Most seizures terminate with intravenous sedat
ives, and Jusczak’s did too, for a while. But at midnight they started up again with a vengeance. Now they involved not only Jusczak’s face but his hands and feet, too. His eyelids were clenched shut. I tried prying them open but my fingers slipped on his oily skin. His mouth appeared to be emitting silent screams. The telemetry sirens wailed: ding-ding-ding. We pushed more Valium, then Ativan, then an intravenous load of Dilantin, an antiepileptic. Again the seizures stopped, but they resumed within minutes with seemingly greater force. Joe told a nurse to give free water through the nasogastric tube to dilute the salty blood. We paged a neurology consultant, who came by and suggested phenobarbital, which worked, but only briefly.
I spent most of the night at Jusczak’s bedside with Joe and a nurse. The bright ceiling lamp illuminated his naked body like a spotlight. Sweat drenched my T-shirt; my thighs were sore from standing. Every movement took energy I didn’t have. When Joe went out to call an anesthesiologist, I started pushing drugs on my own. I was amazed at how easily my confidence flowed when it became clear that we were fighting a losing battle.

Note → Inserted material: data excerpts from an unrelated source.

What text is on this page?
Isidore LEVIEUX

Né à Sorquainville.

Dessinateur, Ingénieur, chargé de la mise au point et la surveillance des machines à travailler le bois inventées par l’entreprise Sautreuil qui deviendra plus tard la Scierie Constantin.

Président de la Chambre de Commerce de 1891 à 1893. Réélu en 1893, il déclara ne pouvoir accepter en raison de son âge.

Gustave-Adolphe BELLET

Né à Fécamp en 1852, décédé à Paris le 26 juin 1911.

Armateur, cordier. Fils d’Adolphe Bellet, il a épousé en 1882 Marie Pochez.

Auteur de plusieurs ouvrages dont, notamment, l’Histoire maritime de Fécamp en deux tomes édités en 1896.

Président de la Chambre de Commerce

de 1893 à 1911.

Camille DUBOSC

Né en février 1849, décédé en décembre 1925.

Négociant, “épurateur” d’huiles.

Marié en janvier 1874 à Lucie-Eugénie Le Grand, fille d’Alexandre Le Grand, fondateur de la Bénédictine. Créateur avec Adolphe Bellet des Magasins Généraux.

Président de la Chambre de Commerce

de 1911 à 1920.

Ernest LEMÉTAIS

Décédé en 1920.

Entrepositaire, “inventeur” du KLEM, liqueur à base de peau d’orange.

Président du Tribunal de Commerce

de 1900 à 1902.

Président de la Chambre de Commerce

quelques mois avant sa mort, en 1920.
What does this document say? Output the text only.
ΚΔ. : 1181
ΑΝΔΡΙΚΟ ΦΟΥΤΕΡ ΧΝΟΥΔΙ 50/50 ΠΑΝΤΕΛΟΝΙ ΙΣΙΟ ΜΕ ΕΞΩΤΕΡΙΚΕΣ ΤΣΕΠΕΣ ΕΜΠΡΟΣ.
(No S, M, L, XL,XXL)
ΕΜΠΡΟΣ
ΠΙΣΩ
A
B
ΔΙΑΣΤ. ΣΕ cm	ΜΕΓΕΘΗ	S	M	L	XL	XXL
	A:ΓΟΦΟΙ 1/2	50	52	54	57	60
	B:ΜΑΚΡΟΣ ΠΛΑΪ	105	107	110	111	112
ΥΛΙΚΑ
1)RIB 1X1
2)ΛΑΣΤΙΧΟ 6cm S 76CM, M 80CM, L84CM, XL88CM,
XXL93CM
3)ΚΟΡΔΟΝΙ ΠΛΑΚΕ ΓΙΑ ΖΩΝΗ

The convulsions seemed to gain in force and amplitude with the passage of the night. Over several hours, the sedative drips were dialed up well beyond the maximum limits in the textbooks. Eventually his whole body was quivering like a bowl of gelatin. We tried everything: glucose and thiamine, useful for hypoglycemic and alcoholic seizures, which he didn’t have; Versed, a potent benzodiazepine, which paradoxically seemed to fuel the spasms; a cooling blanket, because there was some evidence suggesting that hypothermia could prevent brain damage after cardiac arrest. It was a reach, but we didn’t know what else to do.
An anesthesiologist eventually showed up and put Jusczak on propofol, a milky white anesthetic. The seizures immediately ceased. With the propofol running into his body, they never resumed.
The nurses had put Mrs. Jusczak into an empty patient room. I found her there at four in the morning, sprawled on her stomach, still in her business suit. The room was musty, though with the faintly pleasing odor of perfume. I thought about waking her to give her an update but decided to let her be. Her husband almost certainly had irreversible brain damage at this point, and I did not want to provoke an outburst so early in the morning. I pictured her at his funeral, walking beside his coffin, wearing a black veil. I pictured the pallbearers in their black suits. I shuddered thinking about what had occurred over the past twelve hours.